Гордин качнул стволом параболоида, стараясь, чтобы жест выглядел как можно более угрожающим.
Канцелярист рассмеялся.
— Какая, в сущности, разница? — ответил он. — Вы скоро все узнаете. А пока оставьте аппарат в покое. Вы все равно не сможете воспользоваться им теперь.
— Вы думаете? — спросил Гордин.
— Уверен, — ответил канцелярист. — По роду службы мне пришлось хорошенько вас изучить, Александр Ильич. Так что не пытайтесь сделать глупость. Вы все равно себе этого не позволите. Вы слишком мягки для этого.
— Должно быть, вы правы, — сказал Гордин. Дуло аппарата вновь смотрело в небо. — Я не смогу причинить вам вреда. Боюсь, Революция нуждается в таких людях, как вы. А я… Я действительно слишком мягкий.
Гордин не спеша открыл подсумок и внимательно осмотрел его содержимое. Посмотрел в глаза канцеляристу. Без спешки откинул крышку камеры — оттуда полыхнуло жаром, и в воздухе запахло паленым волосом. Брови, подумал Гордин. А может, борода и усы. Плевать. Теперь это совершенно неважно.
Гордин улыбнулся канцеляристу и сунул подсумок внутрь, захлопнув крышку. Сферическая камера мгновенно раскалилась докрасна.
Канцеляристы попадали в снег. Гордин почувствовал сильный толчок в грудь, пошатнулся, пытаясь удержать равновесие, но его толкнули снова, а потом еще раз, и он упал навзничь, не слыша выстрелов и криков командира.

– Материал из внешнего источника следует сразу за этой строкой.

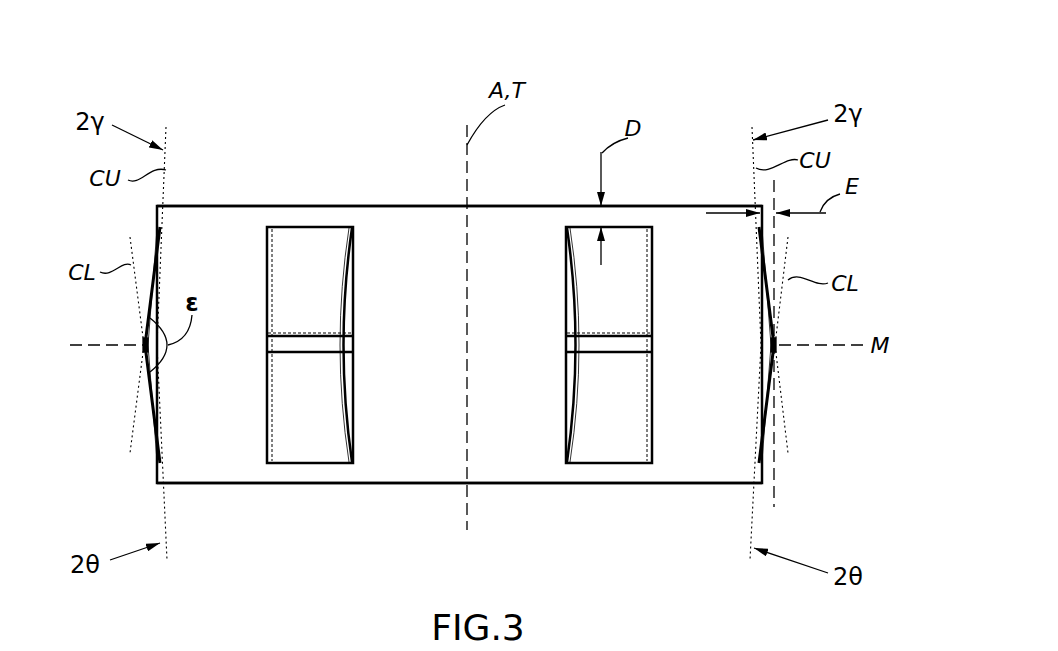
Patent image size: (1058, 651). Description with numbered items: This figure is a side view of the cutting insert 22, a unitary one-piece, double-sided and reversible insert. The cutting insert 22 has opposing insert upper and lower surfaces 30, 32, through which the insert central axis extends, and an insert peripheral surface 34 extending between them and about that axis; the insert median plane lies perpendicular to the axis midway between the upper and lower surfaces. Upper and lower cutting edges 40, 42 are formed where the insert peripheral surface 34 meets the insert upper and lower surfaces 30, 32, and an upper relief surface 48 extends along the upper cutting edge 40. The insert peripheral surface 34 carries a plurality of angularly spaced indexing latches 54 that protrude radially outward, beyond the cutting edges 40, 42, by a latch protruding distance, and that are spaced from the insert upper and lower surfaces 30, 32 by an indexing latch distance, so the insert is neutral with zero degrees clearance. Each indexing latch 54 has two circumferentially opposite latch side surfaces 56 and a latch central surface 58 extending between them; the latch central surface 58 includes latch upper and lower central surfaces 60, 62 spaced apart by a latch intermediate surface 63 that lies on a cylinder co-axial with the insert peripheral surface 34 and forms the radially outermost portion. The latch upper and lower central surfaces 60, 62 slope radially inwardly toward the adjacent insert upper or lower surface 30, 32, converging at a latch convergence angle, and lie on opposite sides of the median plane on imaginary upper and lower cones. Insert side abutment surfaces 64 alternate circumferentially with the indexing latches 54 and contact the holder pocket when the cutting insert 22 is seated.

The cutting insert 22 is at (808, 98).
The insert upper surface 30 is at (289, 188).
The insert lower surface 32 is at (306, 487).
The insert peripheral surface 34 is at (525, 455).
The upper cutting edge 40 is at (377, 205).
The lower cutting edge 42 is at (388, 483).
The upper relief surface 48 is at (209, 249).
The indexing latch 54 is at (803, 265).
The latch side surface 56 is at (344, 357).
The latch central surface 58 is at (182, 458).
The latch upper central surface 60 is at (292, 300).
The latch lower central surface 62 is at (292, 440).
The latch intermediate surface 63 is at (316, 345).
The insert side abutment surface 64 is at (215, 368).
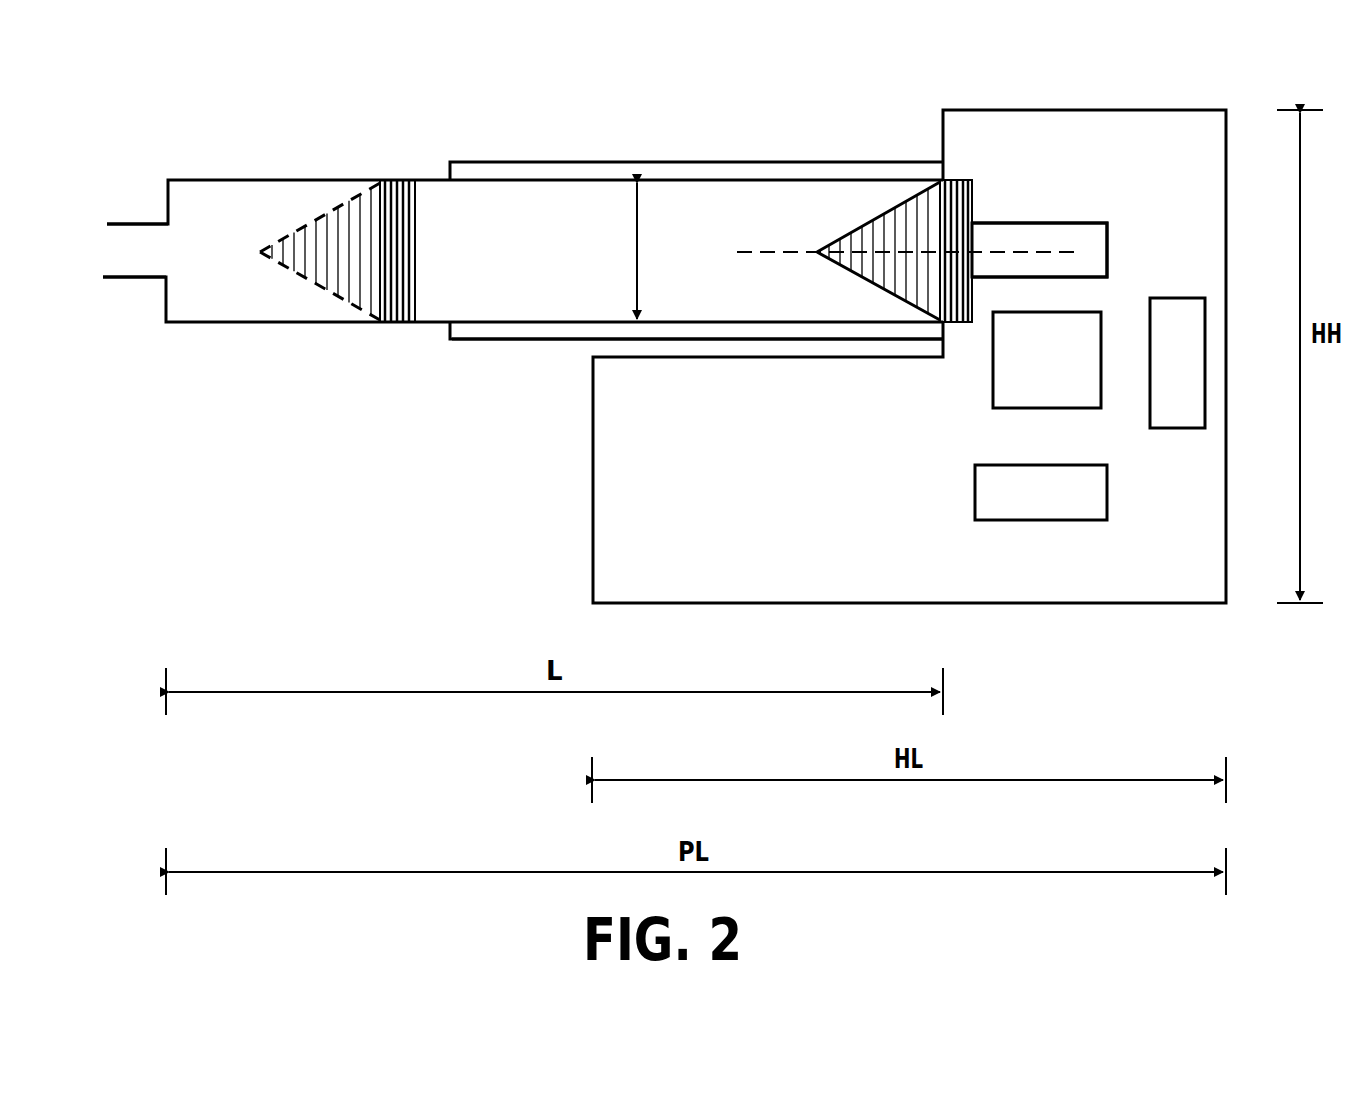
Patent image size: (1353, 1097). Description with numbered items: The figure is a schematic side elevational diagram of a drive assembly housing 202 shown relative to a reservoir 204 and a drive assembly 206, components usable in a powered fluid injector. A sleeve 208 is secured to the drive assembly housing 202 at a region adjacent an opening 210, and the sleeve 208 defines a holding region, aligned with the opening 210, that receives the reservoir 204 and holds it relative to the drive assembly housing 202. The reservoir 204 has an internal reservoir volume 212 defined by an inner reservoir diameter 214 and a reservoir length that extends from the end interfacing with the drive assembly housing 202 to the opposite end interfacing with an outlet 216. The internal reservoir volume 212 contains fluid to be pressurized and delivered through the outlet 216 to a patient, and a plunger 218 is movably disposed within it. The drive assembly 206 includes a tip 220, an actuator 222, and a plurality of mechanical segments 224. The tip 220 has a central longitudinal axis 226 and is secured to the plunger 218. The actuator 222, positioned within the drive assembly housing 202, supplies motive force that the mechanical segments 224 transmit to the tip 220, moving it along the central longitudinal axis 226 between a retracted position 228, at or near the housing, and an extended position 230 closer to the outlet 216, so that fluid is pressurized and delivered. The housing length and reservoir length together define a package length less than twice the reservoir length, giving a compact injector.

The drive assembly housing 202 is at (1172, 110).
The reservoir 204 is at (552, 180).
The drive assembly 206 is at (1085, 180).
The sleeve 208 is at (553, 340).
The opening 210 is at (402, 178).
The internal reservoir volume 212 is at (500, 262).
The inner reservoir diameter 214 is at (636, 240).
The outlet 216 is at (132, 279).
The plunger 218 is at (308, 220).
The tip 220 is at (963, 180).
The actuator 222 is at (993, 368).
The mechanical segments 224 is at (1017, 223).
The central longitudinal axis 226 is at (767, 248).
The retracted position 228 is at (902, 193).
The extended position 230 is at (340, 202).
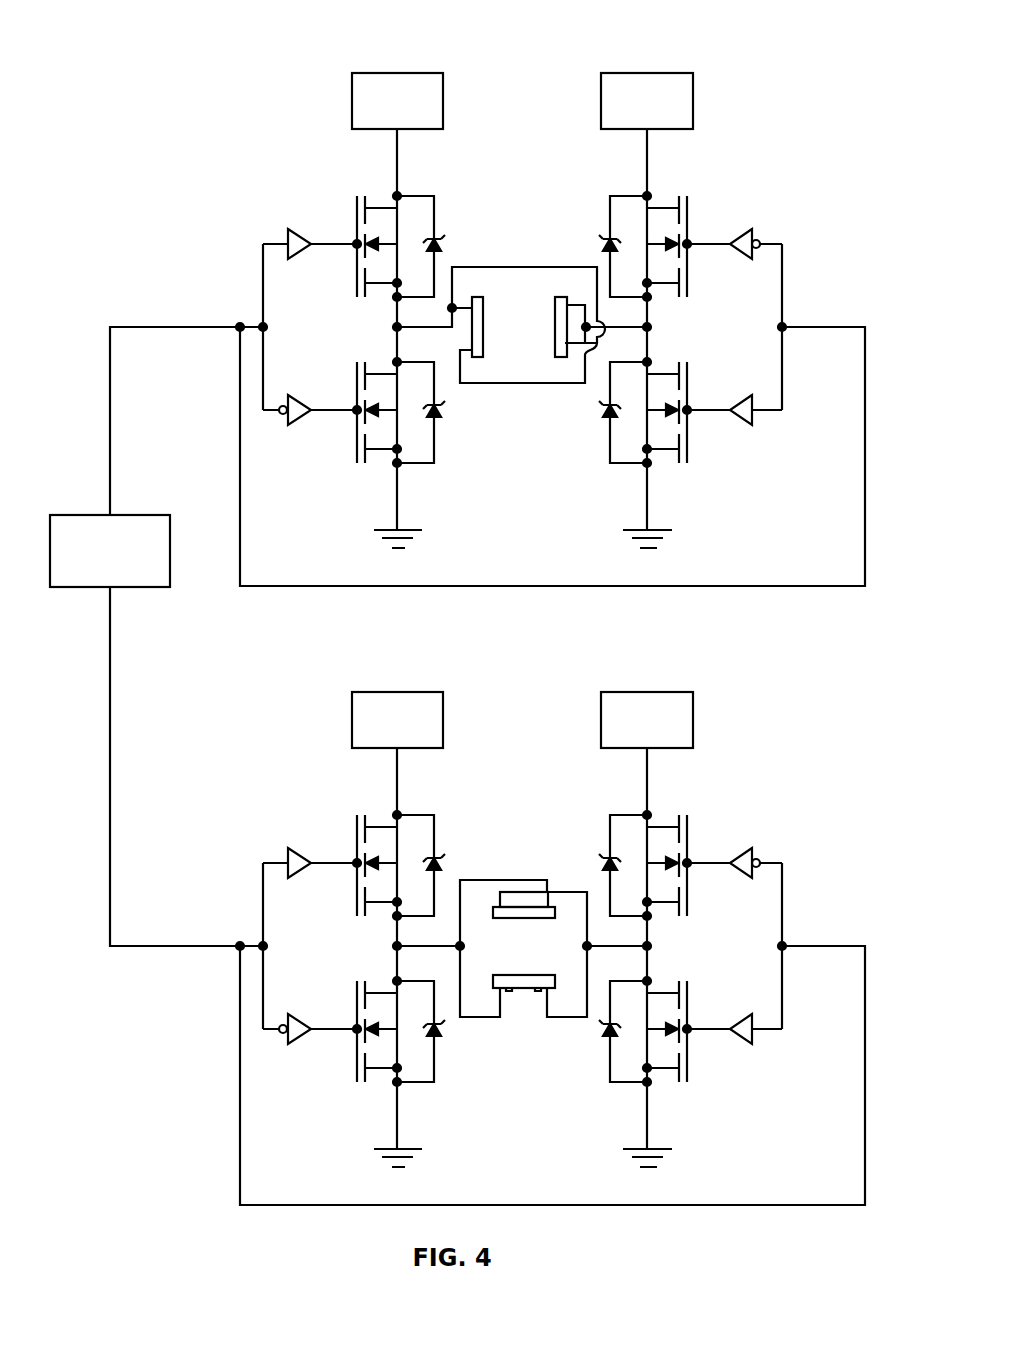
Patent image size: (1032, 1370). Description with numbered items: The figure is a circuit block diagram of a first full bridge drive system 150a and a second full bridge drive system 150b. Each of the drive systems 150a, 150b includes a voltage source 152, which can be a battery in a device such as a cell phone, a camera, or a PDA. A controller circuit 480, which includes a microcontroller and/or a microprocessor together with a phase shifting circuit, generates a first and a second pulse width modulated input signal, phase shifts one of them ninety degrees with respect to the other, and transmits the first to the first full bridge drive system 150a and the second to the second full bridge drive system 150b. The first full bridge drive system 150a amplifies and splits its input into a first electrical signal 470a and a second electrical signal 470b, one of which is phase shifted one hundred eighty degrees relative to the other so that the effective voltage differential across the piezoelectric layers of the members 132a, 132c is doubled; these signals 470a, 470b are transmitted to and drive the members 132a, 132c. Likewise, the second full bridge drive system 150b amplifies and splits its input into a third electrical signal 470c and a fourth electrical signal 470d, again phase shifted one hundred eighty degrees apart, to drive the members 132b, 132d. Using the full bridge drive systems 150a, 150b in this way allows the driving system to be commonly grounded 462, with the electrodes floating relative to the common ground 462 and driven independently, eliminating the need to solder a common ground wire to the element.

The first full bridge drive system 150a is at (752, 674).
The second full bridge drive system 150b is at (752, 55).
The voltage source 152 is at (412, 73).
The common ground 462 is at (388, 530).
The controller circuit 480 is at (128, 515).
The first electrical signal 470a is at (498, 880).
The second electrical signal 470b is at (566, 1020).
The third electrical signal 470c is at (487, 267).
The fourth electrical signal 470d is at (522, 384).
The member 132a is at (545, 918).
The member 132b is at (563, 358).
The member 132c is at (502, 975).
The member 132d is at (486, 358).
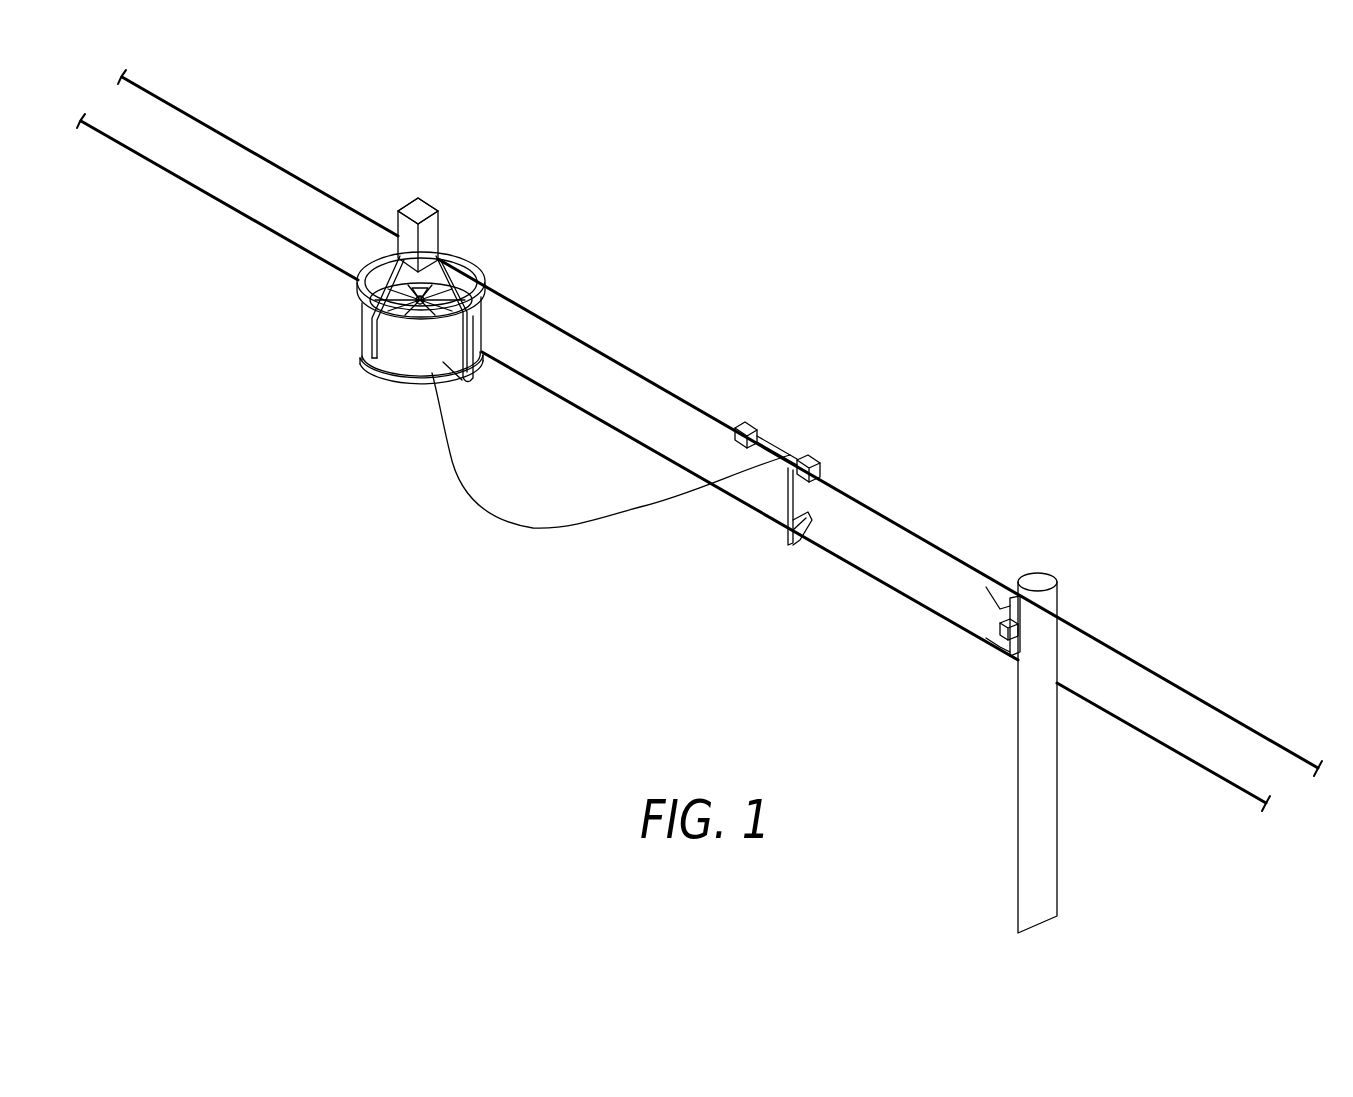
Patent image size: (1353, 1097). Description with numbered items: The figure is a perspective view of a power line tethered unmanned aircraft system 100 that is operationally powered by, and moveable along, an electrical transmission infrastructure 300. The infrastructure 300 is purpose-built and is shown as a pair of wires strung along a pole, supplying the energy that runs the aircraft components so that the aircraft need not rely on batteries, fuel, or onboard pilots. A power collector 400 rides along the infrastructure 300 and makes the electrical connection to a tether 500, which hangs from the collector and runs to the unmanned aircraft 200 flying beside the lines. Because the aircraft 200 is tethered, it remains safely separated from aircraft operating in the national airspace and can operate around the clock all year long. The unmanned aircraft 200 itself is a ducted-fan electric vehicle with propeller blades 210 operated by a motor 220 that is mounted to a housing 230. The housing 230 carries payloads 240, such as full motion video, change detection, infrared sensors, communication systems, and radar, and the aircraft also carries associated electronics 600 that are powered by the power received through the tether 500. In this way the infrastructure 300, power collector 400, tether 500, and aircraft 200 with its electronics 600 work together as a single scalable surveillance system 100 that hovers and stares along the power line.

The power line tethered unmanned aircraft system 100 is at (803, 244).
The unmanned aircraft 200 is at (487, 272).
The propeller blades 210 is at (365, 288).
The motor 220 is at (420, 313).
The housing 230 is at (352, 322).
The payloads 240 is at (409, 207).
The electrical transmission infrastructure 300 is at (956, 560).
The power collector 400 is at (811, 472).
The tether 500 is at (545, 530).
The associated electronics 600 is at (427, 200).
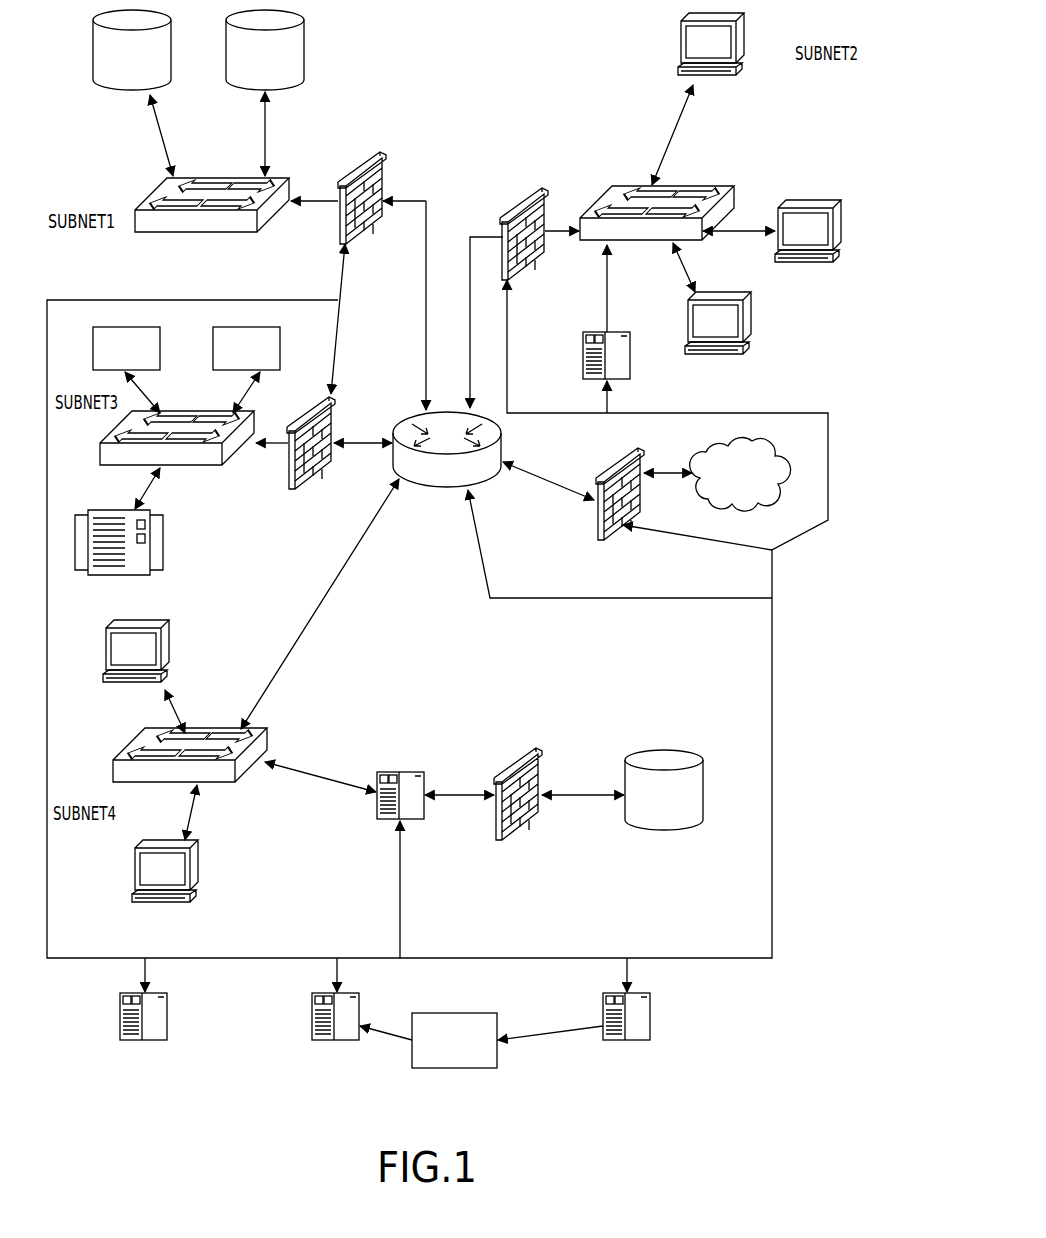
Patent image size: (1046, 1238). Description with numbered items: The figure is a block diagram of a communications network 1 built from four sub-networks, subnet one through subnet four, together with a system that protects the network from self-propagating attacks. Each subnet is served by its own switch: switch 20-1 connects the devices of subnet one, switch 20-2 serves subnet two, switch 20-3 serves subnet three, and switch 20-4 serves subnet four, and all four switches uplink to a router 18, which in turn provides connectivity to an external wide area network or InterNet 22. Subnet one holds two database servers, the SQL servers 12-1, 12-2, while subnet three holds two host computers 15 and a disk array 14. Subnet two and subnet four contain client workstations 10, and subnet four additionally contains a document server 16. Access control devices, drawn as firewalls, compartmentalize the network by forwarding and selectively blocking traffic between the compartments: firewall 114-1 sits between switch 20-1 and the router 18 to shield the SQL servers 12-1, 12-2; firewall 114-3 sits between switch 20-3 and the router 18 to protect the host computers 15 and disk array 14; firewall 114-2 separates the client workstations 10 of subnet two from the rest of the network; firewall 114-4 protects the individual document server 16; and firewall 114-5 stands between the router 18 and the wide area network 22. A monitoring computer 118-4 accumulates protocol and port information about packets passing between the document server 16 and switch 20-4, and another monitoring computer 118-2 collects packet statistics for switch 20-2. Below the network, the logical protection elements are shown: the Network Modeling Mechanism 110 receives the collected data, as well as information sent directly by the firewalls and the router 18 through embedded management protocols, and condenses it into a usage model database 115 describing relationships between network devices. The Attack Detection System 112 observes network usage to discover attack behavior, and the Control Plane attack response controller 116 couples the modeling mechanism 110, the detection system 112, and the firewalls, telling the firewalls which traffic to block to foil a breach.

The communications network 1 is at (448, 145).
The workstations 10 is at (680, 35).
The SQL server 12-1 is at (265, 50).
The SQL server 12-2 is at (132, 50).
The disk array 14 is at (163, 548).
The host computers 15 is at (160, 348).
The document server 16 is at (676, 752).
The router 18 is at (435, 488).
The switch 20-1 is at (208, 218).
The switch 20-2 is at (593, 203).
The switch 20-3 is at (205, 468).
The switch 20-4 is at (270, 740).
The wide area network or InterNet 22 is at (740, 474).
The Network Modeling Mechanism 110 is at (631, 1031).
The Attack Detection System 112 is at (336, 1044).
The access control device 114-1 is at (381, 153).
The access control device 114-2 is at (527, 281).
The access control device 114-3 is at (330, 420).
The access control device 114-4 is at (540, 775).
The access control device 114-5 is at (600, 526).
The usage model database 115 is at (445, 1070).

Серые облака неслись по серому небу над ним, и солнце неярким пятном заглядывало в его глаза, словно желая задать какой-то важный вопрос. Спрашивай, я отвечу, хотел сказать солнцу Гордин, но почему-то не смог.
А потом совсем рядом взошло новое солнце, и Гордин еще успел почувствовать на лице жар его лучей.
Потом был свет.
* * *
Он пришел в себя сразу, рывком. Небытие отступило, и мир ослепил его яркостью красок.
Окно в полстены. За окном — буйство тропической зелени. Вокруг сплошной кафель и сверкающий полированный металл. Запах карболки в воздухе. Белые халаты.
Лица. Одно из них знакомое.
— С возвращением, Александр Ильич.
Голос тоже знаком. С ним ассоциируются снег и огонь.
— Ничему не удивляйтесь.
А есть чему удивляться?
Возможно. Вероятно… Например, тому, что никак не получается сделать вдох. Дышать просто нечем. Он не чувствует своего тела. Хочется задать вопрос. Губы шевелятся, но голоса нет.